Floaters and Posterior Vitreous Detachment
Floaters can be a persistent, annoying problem. Worse than that, they can be an early sign of diabetic retinopathy, a potentially blinding condition. Here is what your optometrist at Eye Clinic of Sandpoint, Idaho, Dr. Brayden Petersen wants you to know about floaters.
Floaters Are Spots That Obscure Your Vision
Have you ever heard the expression "Seeing spots before your eyes?" That's the experience of floaters.
The inside of the eyeball is filled with a substance called the vitreous. It normally has a consistency of egg white. It's not really solid, but it's not really liquid, either.
As we get older, the vitreous tends to liquefy. This makes it pull away from the back of the eye, your retina. When the vitreous begins to detach, it can pull tiny bits of tissue away from your optic nerve. These bits of tissue begin to float inside your eye, becoming much more noticeable in bright light.
Diabetic Retinopathy Can Cause Severe "Floaters"
People who have diabetes tend to develop a condition called retinopathy. It can happen as soon as five years after the first diagnosis in type 1 diabetics, and about 10 to 15 years after diagnosis in type II diabetics.
High insulin levels (if you have type II diabetes, both your blood sugar levels and your blood insulin levels tend to be high) cause white blood cells called macrophages to get "stuck" in the tiny blood vessels that bring oxygen and nutrients to your retina. Your eyes try to compensate for this problem by building new vessels, but these tiny, twisting vessels break and bleed. Drops of blood can appear to rain down inside your eye, and the debris inside your eye can give the impression you are looking through a snow globe.

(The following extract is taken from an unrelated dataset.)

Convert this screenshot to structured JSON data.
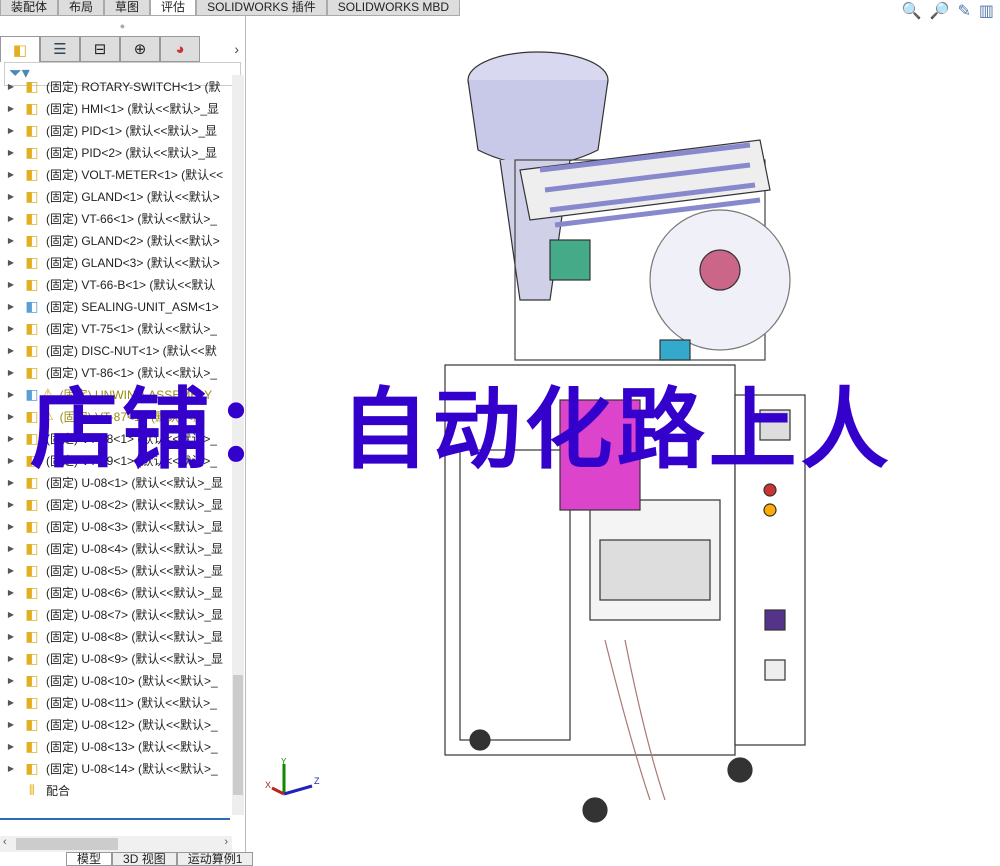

Floaters Usually Require Medical Treatment
If you have bleeding in your eye, the treatment you need is to stop the bleeding. Dr. Petersen can refer you to a specialist who does laser surgery or administers injections into your eyes to make the bleeding stop. These procedures aren't pleasant, but they aren't especially painful, either. No one should be afraid of getting these kinds of treatments.

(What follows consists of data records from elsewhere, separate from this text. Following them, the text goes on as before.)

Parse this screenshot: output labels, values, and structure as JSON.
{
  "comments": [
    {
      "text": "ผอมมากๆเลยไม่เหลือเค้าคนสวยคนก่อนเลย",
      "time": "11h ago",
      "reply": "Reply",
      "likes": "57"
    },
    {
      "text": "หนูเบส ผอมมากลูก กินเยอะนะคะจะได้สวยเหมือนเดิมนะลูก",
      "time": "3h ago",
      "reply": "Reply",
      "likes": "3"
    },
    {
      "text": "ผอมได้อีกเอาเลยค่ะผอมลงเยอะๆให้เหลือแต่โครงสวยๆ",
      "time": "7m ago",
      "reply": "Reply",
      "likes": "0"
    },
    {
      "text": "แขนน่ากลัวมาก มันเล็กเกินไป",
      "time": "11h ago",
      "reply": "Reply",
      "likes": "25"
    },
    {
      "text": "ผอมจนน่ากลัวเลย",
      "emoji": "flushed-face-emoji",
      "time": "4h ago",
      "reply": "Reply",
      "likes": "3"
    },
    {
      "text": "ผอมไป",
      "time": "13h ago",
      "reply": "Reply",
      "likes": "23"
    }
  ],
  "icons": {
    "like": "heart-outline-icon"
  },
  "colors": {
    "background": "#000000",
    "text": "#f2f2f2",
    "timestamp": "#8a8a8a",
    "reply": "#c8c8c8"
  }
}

For other kinds of floaters, there is a treatment called vitrectomy. The eye surgeon usually uses three needles to remove the vitreous in the eye, and in less than 24 hours, in many cases, the eye regenerates it. This procedure may provide a permanent cure.
Dr. Petersen can advise you on when you need these procedures (and when you don't), and refer you to the surgeon. Then Dr. Petersen can help you with your recovery.